Arbeits-mäßig läuft es nach wie vor gut: Ich habe immer noch meinen Job im Verkauf bei CI Scientific und ab und zu gehe ich mit Jared auf die Straße zum musizieren. Alles in allem komme ich über Runden und ein bisschen was übrig ist immer J Bei CI stellen wir gerade wieder neue Leute ein.

Was gibt es sonst noch zu erzählen? Es wird Frühling, was hier heißt : Temperaturen über 30°C, Buschfeuer und oft kräftiger Wind. In der Gemeinde herrschen meist eisige Temperaturen von gefühlten 15°C (real 18…20°C) – an den Umschwung muss ich wieder gewöhnen. Ansonsten helfe ich noch einer befreundeten Songwriterin beim Aufnehmen ihres ersten Albums – die erste Session war schon und ich bin sehr gespannt auf das Endergebnis!

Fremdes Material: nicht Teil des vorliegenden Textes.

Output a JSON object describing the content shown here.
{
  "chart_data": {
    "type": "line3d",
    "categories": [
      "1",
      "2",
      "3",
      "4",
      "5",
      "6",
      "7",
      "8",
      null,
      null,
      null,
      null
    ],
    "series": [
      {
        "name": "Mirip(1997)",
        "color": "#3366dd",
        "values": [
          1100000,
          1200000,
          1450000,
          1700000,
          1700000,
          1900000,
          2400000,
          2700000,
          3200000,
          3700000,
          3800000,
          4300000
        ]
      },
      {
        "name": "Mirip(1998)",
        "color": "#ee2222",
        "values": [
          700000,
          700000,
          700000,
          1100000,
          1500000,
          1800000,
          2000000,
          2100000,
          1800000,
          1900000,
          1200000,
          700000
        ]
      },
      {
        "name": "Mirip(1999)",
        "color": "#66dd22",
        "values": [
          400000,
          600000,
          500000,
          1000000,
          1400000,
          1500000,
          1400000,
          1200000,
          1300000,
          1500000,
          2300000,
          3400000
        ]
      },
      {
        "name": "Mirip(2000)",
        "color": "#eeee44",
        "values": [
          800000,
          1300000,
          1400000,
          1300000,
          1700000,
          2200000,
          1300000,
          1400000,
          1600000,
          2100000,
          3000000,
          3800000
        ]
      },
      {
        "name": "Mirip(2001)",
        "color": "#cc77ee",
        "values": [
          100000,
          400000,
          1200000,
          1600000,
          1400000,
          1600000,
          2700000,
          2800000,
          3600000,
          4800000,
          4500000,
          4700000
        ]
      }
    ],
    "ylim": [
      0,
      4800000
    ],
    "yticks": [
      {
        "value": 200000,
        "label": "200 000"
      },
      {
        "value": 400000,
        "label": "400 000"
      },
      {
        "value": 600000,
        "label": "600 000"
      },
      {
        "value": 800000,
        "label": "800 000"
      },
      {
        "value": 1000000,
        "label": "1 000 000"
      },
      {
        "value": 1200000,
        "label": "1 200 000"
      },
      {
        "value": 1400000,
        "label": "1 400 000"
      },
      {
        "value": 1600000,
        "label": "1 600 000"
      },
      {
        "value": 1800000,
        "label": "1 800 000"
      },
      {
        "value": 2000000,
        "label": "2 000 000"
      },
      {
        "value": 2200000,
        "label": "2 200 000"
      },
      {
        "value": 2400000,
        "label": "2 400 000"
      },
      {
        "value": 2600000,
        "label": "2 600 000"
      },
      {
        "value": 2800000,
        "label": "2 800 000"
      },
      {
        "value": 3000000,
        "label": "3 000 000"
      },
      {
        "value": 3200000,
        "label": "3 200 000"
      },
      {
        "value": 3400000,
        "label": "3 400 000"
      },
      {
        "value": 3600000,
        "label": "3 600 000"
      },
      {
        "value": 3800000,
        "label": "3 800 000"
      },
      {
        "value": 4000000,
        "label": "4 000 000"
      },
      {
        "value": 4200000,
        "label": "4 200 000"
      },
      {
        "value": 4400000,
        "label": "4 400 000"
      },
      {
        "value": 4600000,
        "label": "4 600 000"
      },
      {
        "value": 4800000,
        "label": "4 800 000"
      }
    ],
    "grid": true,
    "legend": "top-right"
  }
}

Das wars auch schon wieder – Danke fürs Lesen und ich hoffe, ihr konntet bei dem Einblick in meine Welt ein wenig schmunzeln ;-) Vielen Dank nochmal für alle Unterstützung im Gebet und in Spenden. Bitte betet für Weisheit, die richtigen Entscheidungen zu treffen und durchzuziehen und für eine gehörige Portion Mut. Ein kleines Update in Richtung Zukunft kommt bald.